Fuels for Ireland – the organisation representing companies which provide energy for transport, heating, business, agriculture, maritime and aviation – has today set out its plans for the industry to become carbon neutral by 2050.
The organisation’s ambitious plans are contained in a new strategy called ‘Powering today and tomorrow.’ This outlines how forecourt operators, home heating suppliers and other fuel providers are changing how they do business to become more sustainable, while continuing to play a crucial role in powering Irish life.
These transformational changes mean that by 2050, the products which Fuels for Ireland provides will be carbon neutral, with the industry playing a key role in the objective of making Ireland carbon neutral.
“Fossil fuels cannot be the basis of Ireland’s long-term energy plans, or the basis of our industry’s long-term business strategy,” said Kevin McPartlan, CEO of Fuels for Ireland. “This document is about setting out our vision for how our members can support Ireland’s efforts to become carbon neutral by 2050.
“The liquid fuels we provide are being transformed. With the right supports, Fuels for Ireland can play a leading role in making Ireland’s energy transition a reality. Remarkable improvements in engine technology and efficiency have already transformed how we use fuels, now the challenge will be how to change our overall fuel mix to dramatically cut and ultimately eliminate greenhouse gas emissions.”
The strategy, ‘Powering today and tomorrow,’ sets out what this challenge will involve, given Ireland’s current reliance on oil and other fossil fuels. According to the Sustainable Energy Authority of Ireland, 97% of Ireland’s transport energy needs in 2018 were met using oil-based products.
To meet the needs of Irish motorists, more and more forecourt operators are now supporting electric vehicle charging. The total number of EV charging points has increased by 50% in the last five years and plans are in place to expand this significantly.
Liquid fuels are being progressively transformed as the amount of biofuel which can be added to motor fuel increases, 330,000 tonnes of carbon emissions are already prevented annually by blending zero-carbon biofuels into petrol and diesel. To accelerate this process, Fuels for Ireland is calling on the new Government to mandate the doubling of ethanol in petrol sold in Ireland as a matter of urgency.
The current E5 blend means that ethanol makes up 5% of the petrol which is used in Ireland’s cars. Doubling the amount of ethanol used by switching to E10 would result in an annual reduction in CO2 emissions of 90,000 tonnes: which would be the equivalent of taking 50,000 cars off the road.

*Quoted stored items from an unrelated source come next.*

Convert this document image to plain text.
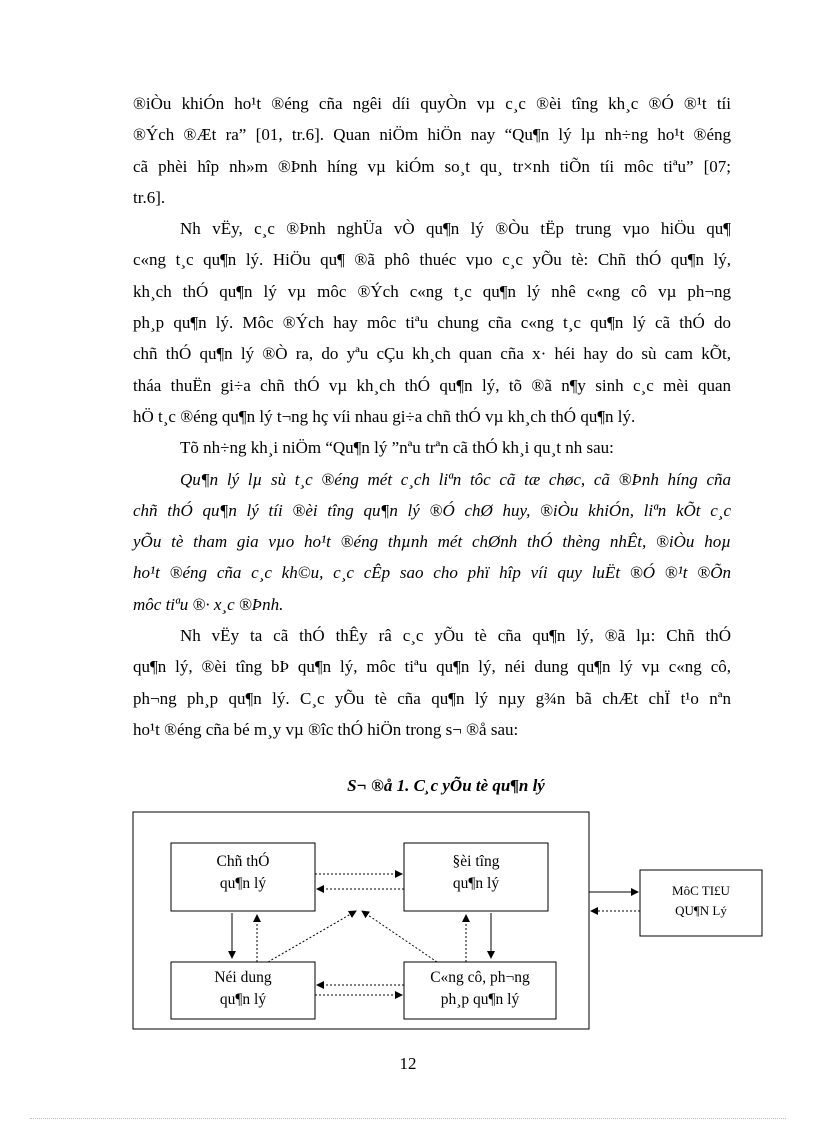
®iÒu khiÓn ho¹t ®éng cña ngêi díi quyÒn vµ c¸c ®èi tîng kh¸c ®Ó ®¹t tíi
®Ých ®Æt ra” [01, tr.6]. Quan niÖm hiÖn nay “Qu¶n lý lµ nh÷ng ho¹t ®éng
cã phèi hîp nh»m ®Þnh híng vµ kiÓm so¸t qu¸ tr×nh tiÕn tíi môc tiªu” [07;

tr.6].

Nh vËy, c¸c ®Þnh nghÜa vÒ qu¶n lý ®Òu tËp trung vµo hiÖu qu¶
c«ng t¸c qu¶n lý. HiÖu qu¶ ®ã phô thuéc vµo c¸c yÕu tè: Chñ thÓ qu¶n lý,
kh¸ch thÓ qu¶n lý vµ môc ®Ých c«ng t¸c qu¶n lý nhê c«ng cô vµ ph¬ng
ph¸p qu¶n lý. Môc ®Ých hay môc tiªu chung cña c«ng t¸c qu¶n lý cã thÓ do
chñ thÓ qu¶n lý ®Ò ra, do yªu cÇu kh¸ch quan cña x· héi hay do sù cam kÕt,
tháa thuËn gi÷a chñ thÓ vµ kh¸ch thÓ qu¶n lý, tõ ®ã n¶y sinh c¸c mèi quan

hÖ t¸c ®éng qu¶n lý t¬ng hç víi nhau gi÷a chñ thÓ vµ kh¸ch thÓ qu¶n lý.

Tõ nh÷ng kh¸i niÖm “Qu¶n lý ”nªu trªn cã thÓ kh¸i qu¸t nh sau:

Qu¶n lý lµ sù t¸c ®éng mét c¸ch liªn tôc cã tæ chøc, cã ®Þnh híng cña
chñ thÓ qu¶n lý tíi ®èi tîng qu¶n lý ®Ó chØ huy, ®iÒu khiÓn, liªn kÕt c¸c
yÕu tè tham gia vµo ho¹t ®éng thµnh mét chØnh thÓ thèng nhÊt, ®iÒu hoµ
ho¹t ®éng cña c¸c kh©u, c¸c cÊp sao cho phï hîp víi quy luËt ®Ó ®¹t ®Õn

môc tiªu ®· x¸c ®Þnh.

Nh vËy ta cã thÓ thÊy râ c¸c yÕu tè cña qu¶n lý, ®ã lµ: Chñ thÓ
qu¶n lý, ®èi tîng bÞ qu¶n lý, môc tiªu qu¶n lý, néi dung qu¶n lý vµ c«ng cô,
ph¬ng ph¸p qu¶n lý. C¸c yÕu tè cña qu¶n lý nµy g¾n bã chÆt chÏ t¹o nªn

ho¹t ®éng cña bé m¸y vµ ®îc thÓ hiÖn trong s¬ ®å sau:

S¬ ®å 1. C¸c yÕu tè qu¶n lý
Chñ thÓ
qu¶n lý
§èi tîng
qu¶n lý
Néi dung
qu¶n lý
C«ng cô, ph¬ng
ph¸p qu¶n lý
MôC TI£U
QU¶N Lý
12
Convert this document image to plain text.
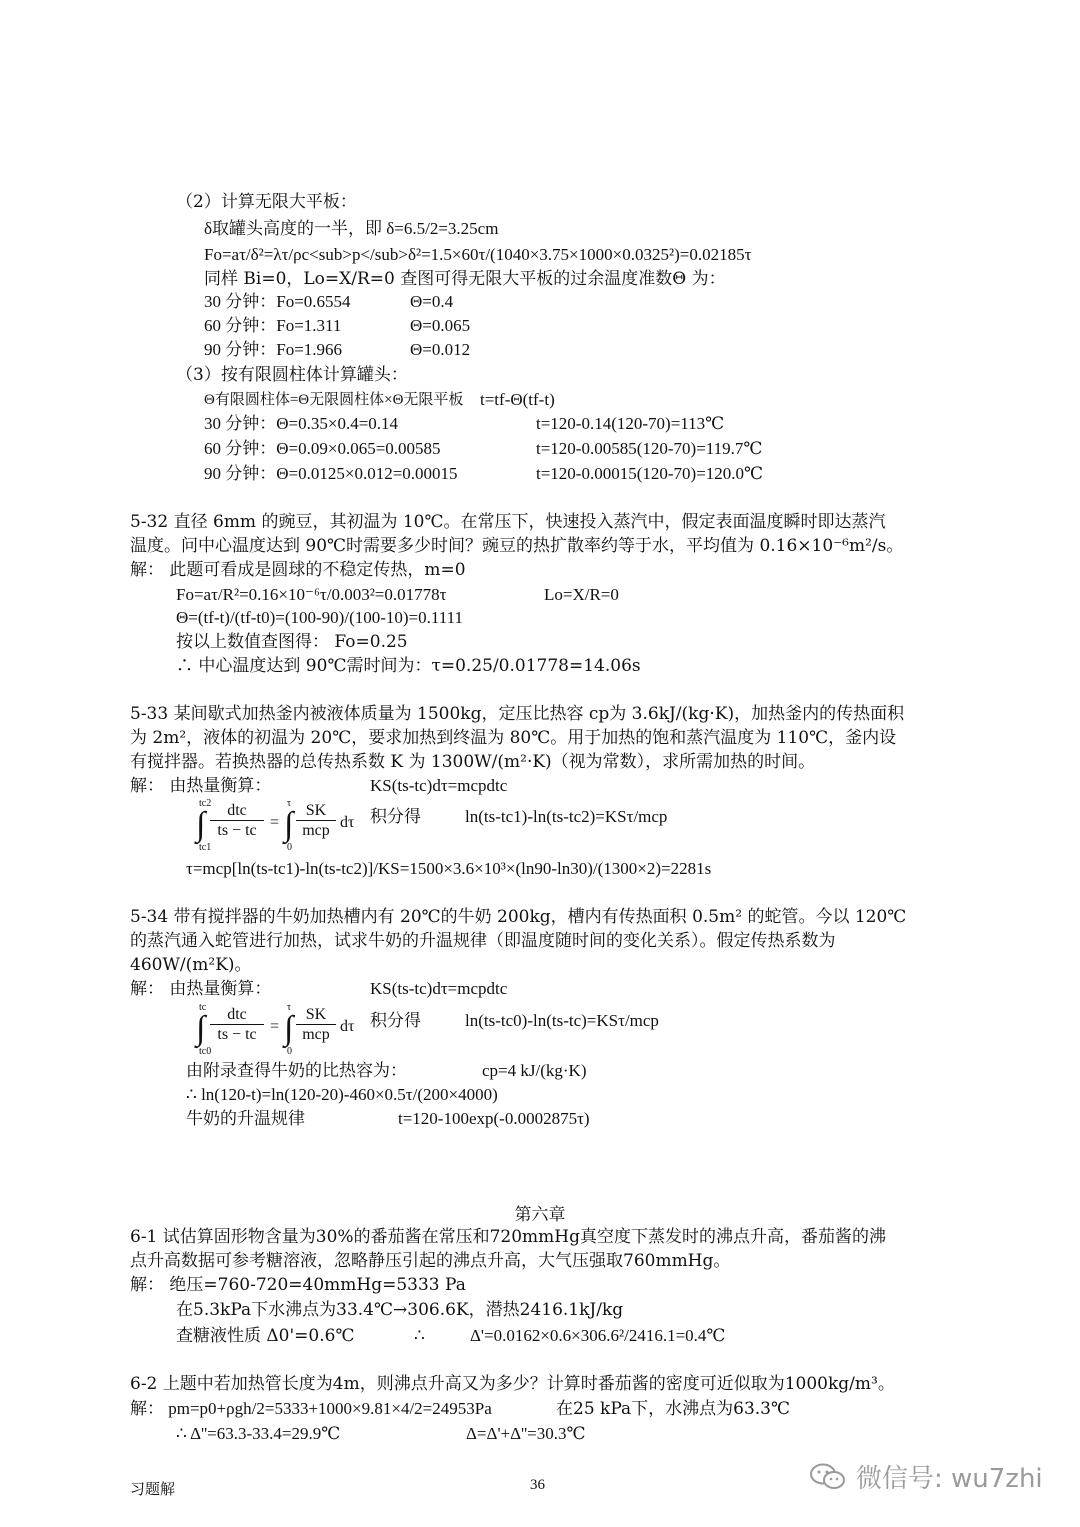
（2）计算无限大平板：
δ取罐头高度的一半，即 δ=6.5/2=3.25cm
Fo=aτ/δ²=λτ/ρc<sub>p</sub>δ²=1.5×60τ/(1040×3.75×1000×0.0325²)=0.02185τ
同样 Bi=0，Lo=X/R=0 查图可得无限大平板的过余温度准数Θ 为：
30 分钟：Fo=0.6554	Θ=0.4
60 分钟：Fo=1.311	Θ=0.065
90 分钟：Fo=1.966	Θ=0.012
（3）按有限圆柱体计算罐头：
Θ有限圆柱体=Θ无限圆柱体×Θ无限平板 t=tf-Θ(tf-t)
30 分钟：Θ=0.35×0.4=0.14	t=120-0.14(120-70)=113℃
60 分钟：Θ=0.09×0.065=0.00585	t=120-0.00585(120-70)=119.7℃
90 分钟：Θ=0.0125×0.012=0.00015	t=120-0.00015(120-70)=120.0℃
5-32 直径 6mm 的豌豆，其初温为 10℃。在常压下，快速投入蒸汽中，假定表面温度瞬时即达蒸汽
温度。问中心温度达到 90℃时需要多少时间？豌豆的热扩散率约等于水，平均值为 0.16×10⁻⁶m²/s。
解： 此题可看成是圆球的不稳定传热，m=0
Fo=aτ/R²=0.16×10⁻⁶τ/0.003²=0.01778τ	Lo=X/R=0
Θ=(tf-t)/(tf-t0)=(100-90)/(100-10)=0.1111
按以上数值查图得： Fo=0.25
∴ 中心温度达到 90℃需时间为：τ=0.25/0.01778=14.06s
5-33 某间歇式加热釜内被液体质量为 1500kg，定压比热容 cp为 3.6kJ/(kg·K)，加热釜内的传热面积
为 2m²，液体的初温为 20℃，要求加热到终温为 80℃。用于加热的饱和蒸汽温度为 110℃，釜内设
有搅拌器。若换热器的总传热系数 K 为 1300W/(m²·K)（视为常数），求所需加热的时间。
解： 由热量衡算：	KS(ts-tc)dτ=mcpdtc
tc2
∫
tc1
dtc
ts − tc =
τ
∫
0
SK
mcp dτ 积分得	ln(ts-tc1)-ln(ts-tc2)=KSτ/mcp
τ=mcp[ln(ts-tc1)-ln(ts-tc2)]/KS=1500×3.6×10³×(ln90-ln30)/(1300×2)=2281s
5-34 带有搅拌器的牛奶加热槽内有 20℃的牛奶 200kg，槽内有传热面积 0.5m² 的蛇管。今以 120℃
的蒸汽通入蛇管进行加热，试求牛奶的升温规律（即温度随时间的变化关系）。假定传热系数为
460W/(m²K)。
解： 由热量衡算：	KS(ts-tc)dτ=mcpdtc
tc
∫
tc0
dtc
ts − tc =
τ
∫
0
SK
mcp dτ 积分得	ln(ts-tc0)-ln(ts-tc)=KSτ/mcp
由附录查得牛奶的比热容为：	cp=4 kJ/(kg·K)
∴ ln(120-t)=ln(120-20)-460×0.5τ/(200×4000)
牛奶的升温规律	t=120-100exp(-0.0002875τ)
第六章
6-1 试估算固形物含量为30%的番茄酱在常压和720mmHg真空度下蒸发时的沸点升高，番茄酱的沸
点升高数据可参考糖溶液，忽略静压引起的沸点升高，大气压强取760mmHg。
解： 绝压=760-720=40mmHg=5333 Pa
在5.3kPa下水沸点为33.4℃→306.6K，潜热2416.1kJ/kg
查糖液性质 Δ0'=0.6℃	∴	Δ'=0.0162×0.6×306.6²/2416.1=0.4℃
6-2 上题中若加热管长度为4m，则沸点升高又为多少？计算时番茄酱的密度可近似取为1000kg/m³。
解： pm=p0+ρgh/2=5333+1000×9.81×4/2=24953Pa	在25 kPa下，水沸点为63.3℃
∴ Δ''=63.3-33.4=29.9℃	Δ=Δ'+Δ''=30.3℃
习题解	36	微信号: wu7zhi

The transformation of liquid fuels goes far beyond the greater utilisation of biofuels, however. Emissions-free hydrogen-fuelled vehicles are likely to play a big role, and plans are in place to establish up to 80 hydrogen fuel stations by 2030. Other exciting new fuel technologies are also going to present major opportunities for fuelling transport while slashing emissions, including compressed natural gas (CNG) and e-fuels.
Transport is not the only area where major changes are afoot. When it comes to our home heating needs, Ireland remains highly dependent on oil, with almost 700,000 homes being heated using kerosene-fired heating systems.
To help boost efficiency and bring about emissions reductions, 20,000 boiler upgrades are carried out every year which deliver an average CO2 reductions of almost 20%. Given that 400,000 older and less efficient oil boilers are in service nationwide, large-scale reductions in emissions are possible in the coming years, and technological improvements will likely lead to significant changes in the liquid fuels mix in the coming decades.
Kevin McPartlan said that Fuels for Ireland welcomes the new coalition’s commitment to achieving major emissions reductions and energy efficiency gains over the next decade, and he called on the Government to enter into dialogue with industry stakeholders to ensure that they succeed.
“Everyone realises that the country cannot change overnight given the essential role that our members’ products currently play in sustaining our economy and supporting our way of life. But the technological improvements and innovations already underway are transforming liquid fuels, and the pace of change is going to accelerate. Working together, we will become carbon neutral by 2050 while continuing to provide Irish people with the fuel they need.
“To bring this positive change about as quickly as possible, we want all solutions to be on the table, because we want all our citizens to have the fuels they need for the lives they lead: now and long into the future,” he concluded.